The company conducted a Harris Poll that revealed nine out of 10 consumers view packaging to be worse for the environment than food waste. In reality, said Cotterman, the opposite is true.

“If you do a very analytical study and look at the environmental impact of food waste, and compare that to the environmental impact of packaging, you can show that food waste is significantly worse, almost an order of magnitude greater than the environmental impact of the packaging used to protect it. So we have been looking how we can use information on the packaging that informs the consumer why certain products are packaged the way they are.”

“We think that by educating the consumer on the value of increasing the shelf life and providing extra time and convenience in the use of that food, will ultimately give them the ability to reduce the amount of food that they waste,” he said.

Confusion over labelling is also a big contributor to food waste. Terms such as ‘use by’, ‘sell by’ and ‘best by’ are used interchangeably by processers, and create a lot of confusion, causing consumers to throw food away before it is actually spoiling.

One solution being addressed today by governments and industry experts is standardising and clarifying food date labelling.  As a result the two standards occurring globally now are ‘best if used by’ and ‘expires on’. The first is used for food that reaches a maximum freshness by a certain time period but is still safe to consume for some period after that date.  The second tells the consumer that after that date, the food may no longer be safe to eat and consequently should be discarded.

The driving message around food waste, concludes Cotterman, is that no single company or country is capable of tackling the issue alone.

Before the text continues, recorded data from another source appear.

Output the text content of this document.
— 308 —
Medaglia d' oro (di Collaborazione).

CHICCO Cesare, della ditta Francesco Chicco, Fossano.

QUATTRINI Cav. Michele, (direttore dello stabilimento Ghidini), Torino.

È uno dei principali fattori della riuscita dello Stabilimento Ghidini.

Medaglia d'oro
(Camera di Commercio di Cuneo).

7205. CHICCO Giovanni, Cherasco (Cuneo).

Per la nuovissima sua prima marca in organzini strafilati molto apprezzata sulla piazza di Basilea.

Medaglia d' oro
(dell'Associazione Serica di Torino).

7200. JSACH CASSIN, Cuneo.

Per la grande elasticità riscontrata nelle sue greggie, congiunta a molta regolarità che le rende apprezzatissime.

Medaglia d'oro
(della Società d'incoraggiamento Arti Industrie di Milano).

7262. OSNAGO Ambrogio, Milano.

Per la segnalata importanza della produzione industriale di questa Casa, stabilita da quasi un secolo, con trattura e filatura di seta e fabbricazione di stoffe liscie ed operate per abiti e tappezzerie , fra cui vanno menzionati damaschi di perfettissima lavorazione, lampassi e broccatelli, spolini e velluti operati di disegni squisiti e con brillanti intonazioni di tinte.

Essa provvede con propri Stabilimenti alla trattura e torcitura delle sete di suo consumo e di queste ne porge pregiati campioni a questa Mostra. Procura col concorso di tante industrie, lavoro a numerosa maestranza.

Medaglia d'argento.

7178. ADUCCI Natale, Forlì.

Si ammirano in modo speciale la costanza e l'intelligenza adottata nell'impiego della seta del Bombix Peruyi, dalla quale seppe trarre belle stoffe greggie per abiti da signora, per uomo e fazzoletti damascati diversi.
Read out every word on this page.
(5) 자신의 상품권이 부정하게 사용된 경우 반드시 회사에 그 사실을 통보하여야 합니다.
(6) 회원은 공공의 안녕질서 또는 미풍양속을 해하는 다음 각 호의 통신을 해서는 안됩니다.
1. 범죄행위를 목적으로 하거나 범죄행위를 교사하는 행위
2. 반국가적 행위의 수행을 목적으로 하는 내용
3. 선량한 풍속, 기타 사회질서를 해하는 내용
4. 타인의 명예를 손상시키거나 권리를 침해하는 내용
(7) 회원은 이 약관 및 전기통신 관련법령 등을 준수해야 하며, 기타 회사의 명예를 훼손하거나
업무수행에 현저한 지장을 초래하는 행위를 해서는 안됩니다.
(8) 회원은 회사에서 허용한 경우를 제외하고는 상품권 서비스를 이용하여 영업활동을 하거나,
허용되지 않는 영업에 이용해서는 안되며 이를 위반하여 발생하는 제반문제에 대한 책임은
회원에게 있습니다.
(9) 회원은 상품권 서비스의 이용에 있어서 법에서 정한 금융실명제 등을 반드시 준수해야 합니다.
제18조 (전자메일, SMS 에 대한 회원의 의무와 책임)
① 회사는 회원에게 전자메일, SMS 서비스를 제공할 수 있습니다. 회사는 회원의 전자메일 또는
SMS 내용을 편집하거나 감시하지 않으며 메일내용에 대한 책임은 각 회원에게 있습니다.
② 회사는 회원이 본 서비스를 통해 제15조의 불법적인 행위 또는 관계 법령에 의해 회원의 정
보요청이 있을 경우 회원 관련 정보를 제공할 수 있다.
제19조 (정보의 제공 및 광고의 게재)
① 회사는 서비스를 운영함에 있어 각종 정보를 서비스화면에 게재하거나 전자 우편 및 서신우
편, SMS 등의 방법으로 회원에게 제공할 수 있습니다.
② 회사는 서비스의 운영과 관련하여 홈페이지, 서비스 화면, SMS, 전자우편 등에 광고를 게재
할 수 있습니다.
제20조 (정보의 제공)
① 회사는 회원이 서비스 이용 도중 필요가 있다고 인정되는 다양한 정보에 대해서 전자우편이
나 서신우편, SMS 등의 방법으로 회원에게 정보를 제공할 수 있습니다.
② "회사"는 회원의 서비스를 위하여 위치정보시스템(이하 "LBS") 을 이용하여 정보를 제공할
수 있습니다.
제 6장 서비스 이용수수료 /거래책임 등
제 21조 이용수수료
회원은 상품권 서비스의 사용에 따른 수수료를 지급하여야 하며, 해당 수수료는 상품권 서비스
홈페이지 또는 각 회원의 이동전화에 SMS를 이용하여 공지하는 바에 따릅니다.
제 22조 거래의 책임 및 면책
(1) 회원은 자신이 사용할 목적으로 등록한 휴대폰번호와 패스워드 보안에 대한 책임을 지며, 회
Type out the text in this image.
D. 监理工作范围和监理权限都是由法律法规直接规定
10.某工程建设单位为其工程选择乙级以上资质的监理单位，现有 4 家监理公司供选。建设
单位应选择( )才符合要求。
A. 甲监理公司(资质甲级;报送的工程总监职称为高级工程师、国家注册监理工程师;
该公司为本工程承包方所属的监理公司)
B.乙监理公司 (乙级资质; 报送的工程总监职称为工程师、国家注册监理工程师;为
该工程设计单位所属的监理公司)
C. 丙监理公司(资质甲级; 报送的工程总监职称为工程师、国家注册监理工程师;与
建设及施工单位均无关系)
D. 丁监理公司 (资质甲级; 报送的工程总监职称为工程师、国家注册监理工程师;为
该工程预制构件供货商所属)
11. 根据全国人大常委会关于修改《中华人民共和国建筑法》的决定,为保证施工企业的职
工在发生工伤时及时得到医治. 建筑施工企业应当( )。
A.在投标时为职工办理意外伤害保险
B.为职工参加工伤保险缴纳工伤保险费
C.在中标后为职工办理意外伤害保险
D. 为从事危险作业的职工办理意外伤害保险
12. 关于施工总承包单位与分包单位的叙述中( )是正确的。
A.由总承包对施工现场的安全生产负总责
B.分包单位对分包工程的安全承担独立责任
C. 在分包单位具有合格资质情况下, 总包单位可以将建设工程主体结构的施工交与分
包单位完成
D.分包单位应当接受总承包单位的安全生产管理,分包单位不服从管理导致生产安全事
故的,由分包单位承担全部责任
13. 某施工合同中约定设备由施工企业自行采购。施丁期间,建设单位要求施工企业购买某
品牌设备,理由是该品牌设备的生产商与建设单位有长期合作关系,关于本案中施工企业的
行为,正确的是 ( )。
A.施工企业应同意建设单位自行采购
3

Governments, businesses and organisations need to collaborate to ensure a more sustainable future.

“We are seeing large groups forming and coming together to try and determine where and why food is being wasted across the supply chain. [They are looking at] what sort of interventions, what sort innovations and what sort of technologies can be applied to the food waste they are identifying, how this can be prevented and how more food can flow through that system to the consumer,” he said.

“Innovation, education and collaboration.  By aligning efforts to prevent food waste, we can work together across the supply chain to come up with methods to reduce the amount of waste and its impacts.  This is good news for consumers, for the environment and for business.”

IoT has a role to play in reducing food waste.
IoT has a role to play in reducing food waste.